Since 2006 when Walmart and Sam’s Club rolled out the Sustainability Scorecard, it has been rolled out in Canada, Mexico and China and other countries, according to Zettlemoyer-Lazar.
In this year’s global responsibility and sustainability report, Walmart will report a double-digit increase in the number of items entered into the scorecard, Sasine said, but he would not revel the specific number before the report is released. “I can tell you that approximately 340,000 items had been entered in the scorecard as of the end of calendar year 2009, and what we’ll be reporting this year is a very significant increase in those numbers,” with a large percentage of the growth coming from non-U.S. operations, he noted.

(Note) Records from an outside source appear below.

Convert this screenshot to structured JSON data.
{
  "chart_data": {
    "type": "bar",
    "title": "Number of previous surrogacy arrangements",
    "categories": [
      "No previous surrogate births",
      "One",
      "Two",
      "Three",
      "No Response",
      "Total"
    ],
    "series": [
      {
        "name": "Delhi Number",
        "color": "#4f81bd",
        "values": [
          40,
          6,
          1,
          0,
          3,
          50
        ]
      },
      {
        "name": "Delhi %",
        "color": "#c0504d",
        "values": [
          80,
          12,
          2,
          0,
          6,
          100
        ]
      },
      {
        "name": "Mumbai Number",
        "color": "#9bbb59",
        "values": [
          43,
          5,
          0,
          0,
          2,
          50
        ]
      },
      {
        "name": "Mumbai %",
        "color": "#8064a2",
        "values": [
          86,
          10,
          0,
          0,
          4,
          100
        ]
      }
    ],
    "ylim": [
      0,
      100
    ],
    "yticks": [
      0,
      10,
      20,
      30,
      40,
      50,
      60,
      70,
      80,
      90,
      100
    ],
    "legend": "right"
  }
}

Both Sasine and Zettlemoyer-Lazar describe the Sustainability Scorecard as a work in progress as Walmart participates in numerous global projects to streamline and improve metrics.
“We’ve participated in the global packaging project and are part of the Sustainability Consortium. The scorecard itself is not done,” Sasine said. “It is the first thing that was out there in the U.S. market and we’re continuing to work globally to make improvements and to make sure that we are in lockstep with other discussions that are taking place.”
And what’s the main sustainable packaging agenda item on Walmart’s plate this coming year? “The largest single effort internally is the release of reporting data for each of our individual buyers that will guide them in assessing and evaluating the greenhouse gas emissions impact of their own category and the different products they sell in that category,” Sasine said. “This will give them the ability to look product by product, supplier by supplier and understand where they are operating at industry average, where they have superior options and where they have inferior options…and how they can move their category as a whole towards a more sustainable profile.”
This type of “critical reporting” will transform the scorecard from “being a repository of data into a driver of decision making,” Sasine said.
This and other related topics about sustainable packaging, materials and decisions-making tools will be addressed during the expo’s workshops, training and educational sessions.
“It’s just an excellent way for our suppliers to get in contact with what Walmart and the packaging industry can do,” Sasine said. “To be able to do it in an environment where people are surrounded by the Walmart way of doing business, the Walmart buyers and the people who directly make decisions about products that go on our shelves -- that just doesn’t happen anywhere else.”